By The National
Iraq's Christians are calling for an internationally protected safe zone to let them rebuild their lives after the brutal rule of ISIS that threatened to end their 2,000-year history.
Iraq's Christians are calling for an internationally protected safe zone to let them rebuild their lives after the brutal rule of ISIS that threatened to end their 2,000-year history.
Although the Iraqi government declared victory against the terror
group in 2017, Christians are continually targeted and caught in the
middle of sectarian conflict, said Zina Kiryakos, president of the Iraqi
Christian Foundation.
“We want an internationally protected safe zone to give the genocide
victims the ability to rebuild and recover in Nineveh Plains with peace
and security,” Ms Kiryakos told The National.
Iraq is home to a variety Christian denominations, a representation of the country’s religious and ethnic diversity.
But the damage done to Christian enclaves on the Nineveh Plains, east
of Mosul, after their capture by ISIS has been so extensive that it has
become difficult for minorities to exist in peace.
The Iranian-backed militias mobilised to fight ISIS, also known as
Hashed Al Shaabi, have against the will of local Christians taken over
the liberated Syriac towns of Qaraqosh and Bartella, and the Chaldean
town of Karemlash in Eastern Mosul, Ms Kiryakos said.
“Many Christians living in Nineveh Plains are fearful of returning to
their homes in those areas due to the Shiite militias taking over their
towns,” she said.
The militias are trying to take over the Nineveh Plains to make a
road for themselves from Iran to Lebanon, passing through Iraq and
Syria, Ms Kiryakos said.
The US, whose forces helped Iraqi troops to defeat ISIS, and the Iraqi government have rejected the idea of a safe zone.

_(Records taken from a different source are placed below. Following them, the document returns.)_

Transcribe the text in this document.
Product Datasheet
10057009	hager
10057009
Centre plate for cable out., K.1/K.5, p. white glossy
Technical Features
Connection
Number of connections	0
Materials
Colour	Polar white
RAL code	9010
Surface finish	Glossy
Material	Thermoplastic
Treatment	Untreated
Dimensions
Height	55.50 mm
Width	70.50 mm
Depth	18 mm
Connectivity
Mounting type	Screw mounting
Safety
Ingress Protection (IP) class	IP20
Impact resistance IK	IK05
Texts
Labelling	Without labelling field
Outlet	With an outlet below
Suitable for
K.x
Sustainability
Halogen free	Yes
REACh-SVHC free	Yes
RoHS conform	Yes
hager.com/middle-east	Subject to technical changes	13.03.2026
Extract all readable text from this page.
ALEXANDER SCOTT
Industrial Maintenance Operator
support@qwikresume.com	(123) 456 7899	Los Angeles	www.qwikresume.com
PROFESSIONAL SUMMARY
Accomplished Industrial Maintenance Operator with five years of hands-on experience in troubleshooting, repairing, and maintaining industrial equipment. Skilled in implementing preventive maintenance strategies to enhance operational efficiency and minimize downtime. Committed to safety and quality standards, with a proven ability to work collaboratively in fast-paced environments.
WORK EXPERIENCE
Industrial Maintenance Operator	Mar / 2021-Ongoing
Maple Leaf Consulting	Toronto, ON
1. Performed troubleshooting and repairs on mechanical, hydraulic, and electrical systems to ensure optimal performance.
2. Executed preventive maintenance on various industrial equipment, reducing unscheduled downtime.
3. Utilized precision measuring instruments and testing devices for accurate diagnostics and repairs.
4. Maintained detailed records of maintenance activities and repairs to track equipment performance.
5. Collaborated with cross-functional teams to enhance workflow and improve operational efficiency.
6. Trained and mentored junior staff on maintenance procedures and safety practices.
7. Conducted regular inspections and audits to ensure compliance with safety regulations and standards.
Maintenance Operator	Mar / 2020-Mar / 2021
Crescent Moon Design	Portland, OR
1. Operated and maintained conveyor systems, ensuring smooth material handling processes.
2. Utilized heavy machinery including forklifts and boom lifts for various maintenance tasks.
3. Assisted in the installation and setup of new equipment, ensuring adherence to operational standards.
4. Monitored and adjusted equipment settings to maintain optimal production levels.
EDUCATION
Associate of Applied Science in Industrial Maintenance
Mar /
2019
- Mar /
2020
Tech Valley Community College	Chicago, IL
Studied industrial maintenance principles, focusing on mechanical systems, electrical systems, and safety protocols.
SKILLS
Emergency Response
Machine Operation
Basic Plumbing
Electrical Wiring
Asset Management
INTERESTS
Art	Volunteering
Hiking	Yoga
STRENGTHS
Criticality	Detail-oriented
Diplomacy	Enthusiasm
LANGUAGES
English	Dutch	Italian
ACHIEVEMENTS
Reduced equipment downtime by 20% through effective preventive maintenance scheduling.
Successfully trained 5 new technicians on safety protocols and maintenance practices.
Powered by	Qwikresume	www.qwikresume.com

Christians also proposed that the US-led global coalition against
ISIS could train them to guard and police their towns under the
authority of the government, but this was also turned down, Ms Kiryakos
said.
She said Iraqi Christians were shocked when US President Donald Trump
said in January that US troops would remain in Syria to protect the
Syrian Kurds and help to create a safe zone for them in the country's
north-east.
“After hearing this news, Iraqi Christian advocates decided to
publicly cry foul play since our calls for an internationally protected
safe zone for Christian victims of ISIS in northern Iraq were ignored
for years,” Ms Kiryakos said.
Christians in Mosul were forced to flee when ISIS seized the northern
city in mid-2014 and began destroying centuries-old religious sites,
ending a presence that once numbered in the tens of thousands and went
back to Christianity’s earliest years.
Today, Iraq has nearly 500,000 Christians, according to Cardinal
Louis Raphael Sako, Patriarch of Babylon of the Chaldeans and head of
the Chaldean Catholic Church.
“At one point Christians represented 20 per cent of the Iraqi
population, but the number dropped to 10 per cent and it now stands at 2
per cent,” he told The National in February.
The number of Christians started to decline after the US-led invasion that toppled dictator Saddam Hussein in 2003.
Like millions of other Iraqis forced to leave their homes when ISIS
seized a third of the country, members of the Christian community have
moved from northern towns and villages to the capital or other cities,
and many joined the masses fleeing to Europe.